No significant differences in Pearson correlations were found between different delivery mediums or clinical aims using Fisher Z-transformation at Benjamini-Hoffman adjusted P<.05 with two exceptions: significant differences in the usability and credibility checklist correlation, and usability and evidence-based program correlation were found between delivery mediums. These correlations were negative in mobile-based programs (r=–.34 and r=–.37, respectively) and positive in Web-based programs (r=.27 and r=.31, respectively).
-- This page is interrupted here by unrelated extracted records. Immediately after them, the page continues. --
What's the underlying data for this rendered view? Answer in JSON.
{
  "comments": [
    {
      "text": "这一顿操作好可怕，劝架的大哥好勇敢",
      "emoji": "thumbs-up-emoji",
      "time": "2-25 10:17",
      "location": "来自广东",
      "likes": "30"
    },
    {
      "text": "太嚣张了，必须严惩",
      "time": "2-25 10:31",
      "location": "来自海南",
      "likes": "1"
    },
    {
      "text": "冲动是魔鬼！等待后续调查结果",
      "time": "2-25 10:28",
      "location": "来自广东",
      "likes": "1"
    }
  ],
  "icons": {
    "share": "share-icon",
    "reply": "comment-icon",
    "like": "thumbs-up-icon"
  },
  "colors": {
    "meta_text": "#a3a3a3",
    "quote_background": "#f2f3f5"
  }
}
Enlight is a comprehensive suite of assessments developed to evaluate the quality of eHealth intervention programs. It was developed following the first systematic review assessing different aspects of both eHealth and mHealth interventions, including persuasive design, behavior change, and therapeutic alliance principles. As part of the quality assessment section, two concepts that relate to a program’s therapeutic potential and did not appear in previous scales (eg, [10,11]) were introduced: therapeutic persuasiveness and therapeutic alliance. To our knowledge, Enlight is also the first suite of heuristic-based quality measures to include separate sections, one for quality aspects that cover the user’s experience and the other for those quality aspects that do not directly alter the user’s experience of the program (eg, team’s credibility is not part of any construct within the quality assessment section). Combined with the high interrater reliability scores at the construct level (ICC: range .77-.98, median .91), these findings suggest that Enlight differs from previous work by enabling stakeholders to objectively examine individual quality constructs; in that way, Enlight is a suite of scales rather than one quality measure.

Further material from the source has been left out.